A month after endorsing the Illinois senator for president, billionaire investor Warren Buffett will headline two fund-raisers in Chicago next Wednesday, as first reported by Lynn Sweet of the Chicago Sun-Times.
The oracle of Omaha, who runs a company with a $72 billion stock portfolio, will hold forth on the economy at a 90-minute economic roundtable jointly hosted by Obama’s national finance chairwoman Penny Pritzker, adviser Valerie Jarrett, economic guru Austan Goolsbee and Illinois co-chairman John Rogers Jr. The roundtable will be held at the offices of Roger’s Ariel Capital Management.
Later, Buffett will be the main attraction at a private dinner given by Pritzker and her husband, Bryan Traubert, an ophthalmologist, and co-hosted by Jarrett.

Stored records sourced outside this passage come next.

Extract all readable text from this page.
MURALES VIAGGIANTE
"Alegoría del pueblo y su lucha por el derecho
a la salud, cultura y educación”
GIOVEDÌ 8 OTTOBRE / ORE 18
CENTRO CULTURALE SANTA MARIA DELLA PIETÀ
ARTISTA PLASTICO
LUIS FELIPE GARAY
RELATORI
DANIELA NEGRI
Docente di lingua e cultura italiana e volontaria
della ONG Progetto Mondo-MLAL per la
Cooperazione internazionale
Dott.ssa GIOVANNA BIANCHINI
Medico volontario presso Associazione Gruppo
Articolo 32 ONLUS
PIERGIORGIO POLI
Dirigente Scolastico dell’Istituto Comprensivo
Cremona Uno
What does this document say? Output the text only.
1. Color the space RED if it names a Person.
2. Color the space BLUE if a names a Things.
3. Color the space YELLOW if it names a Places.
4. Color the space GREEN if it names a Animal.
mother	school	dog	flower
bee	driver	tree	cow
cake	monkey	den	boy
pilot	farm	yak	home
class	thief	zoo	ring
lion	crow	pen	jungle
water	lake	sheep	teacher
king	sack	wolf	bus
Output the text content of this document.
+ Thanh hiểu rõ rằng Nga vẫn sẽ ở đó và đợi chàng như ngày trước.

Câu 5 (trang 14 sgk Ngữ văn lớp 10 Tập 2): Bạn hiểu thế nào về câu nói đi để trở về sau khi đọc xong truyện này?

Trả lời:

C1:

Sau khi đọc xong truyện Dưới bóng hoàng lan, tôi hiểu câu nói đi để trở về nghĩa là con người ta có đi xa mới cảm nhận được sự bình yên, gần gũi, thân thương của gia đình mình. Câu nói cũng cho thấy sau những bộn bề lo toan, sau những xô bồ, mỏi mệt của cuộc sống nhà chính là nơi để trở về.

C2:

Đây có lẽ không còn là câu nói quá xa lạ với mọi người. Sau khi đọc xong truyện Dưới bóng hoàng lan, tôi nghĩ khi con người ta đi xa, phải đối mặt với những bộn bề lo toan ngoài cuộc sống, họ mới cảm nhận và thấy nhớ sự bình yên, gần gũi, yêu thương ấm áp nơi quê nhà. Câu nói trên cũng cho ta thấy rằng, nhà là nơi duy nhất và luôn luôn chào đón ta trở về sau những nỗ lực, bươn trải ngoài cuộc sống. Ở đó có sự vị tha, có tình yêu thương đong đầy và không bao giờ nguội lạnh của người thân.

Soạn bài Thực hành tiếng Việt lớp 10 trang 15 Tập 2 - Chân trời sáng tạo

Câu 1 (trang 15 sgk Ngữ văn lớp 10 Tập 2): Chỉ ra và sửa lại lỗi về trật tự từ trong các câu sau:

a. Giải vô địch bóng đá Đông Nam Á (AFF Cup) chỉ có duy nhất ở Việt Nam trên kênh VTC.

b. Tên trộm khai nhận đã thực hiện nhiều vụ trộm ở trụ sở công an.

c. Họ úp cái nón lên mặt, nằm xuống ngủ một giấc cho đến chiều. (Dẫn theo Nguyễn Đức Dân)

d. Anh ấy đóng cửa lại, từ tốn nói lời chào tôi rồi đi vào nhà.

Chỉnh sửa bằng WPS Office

The price of admission is $28,500 - with contributions above the maximum individual $4,600 donation going to the Democratic National Committee.
Buffett has appeared at fund-raisers for both Obama and New York Sen. Hillary Rodham Clinton in the past year, calling both good candidates. But last month, as the primaries wound down, he endorsed Obama saying, “I will be very happy if he is elected President. He is my choice.”
Buffet is no stranger to politics. His father, Howard Buffett, was a four-term Republican congressman from Nebraska known for strong, libertarian views - obviously, many not shared by his son.
Obama and Buffett first met at a lunch in Omaha in late 2004, at the suggestion of Buffett’s daughter Susan, who like her father is a modest giver to the Democratic party. The candidate and the investor have talked frequently since.
Obama recently told Fortune that he frequently calls Buffett on the phone (”one of my favorite people,” Obama said. “He’s just completely down-to-earth and as smart as they come”).
Buffett has advised several Democratic candidates, including Sen. John Kerry, during his 2004 presidential run. He has been a proponent of reforming the tax system so that the rich pay more, and urging policies to combat “stagflation,” the slowing in the U.S. economy while inflation accelerates.
Besides knowing Obama, Buffett has strong ties with the family of Penny Pritzker, one of Chicago’s richest. In a deal announced last Christmas, Buffett’s Berkshire Hathaway agreed to pay $4.5 billion for 60 percent of Pritzker-owned Marmon Holdings, a conglomerate with about $7 billion in annual revenue.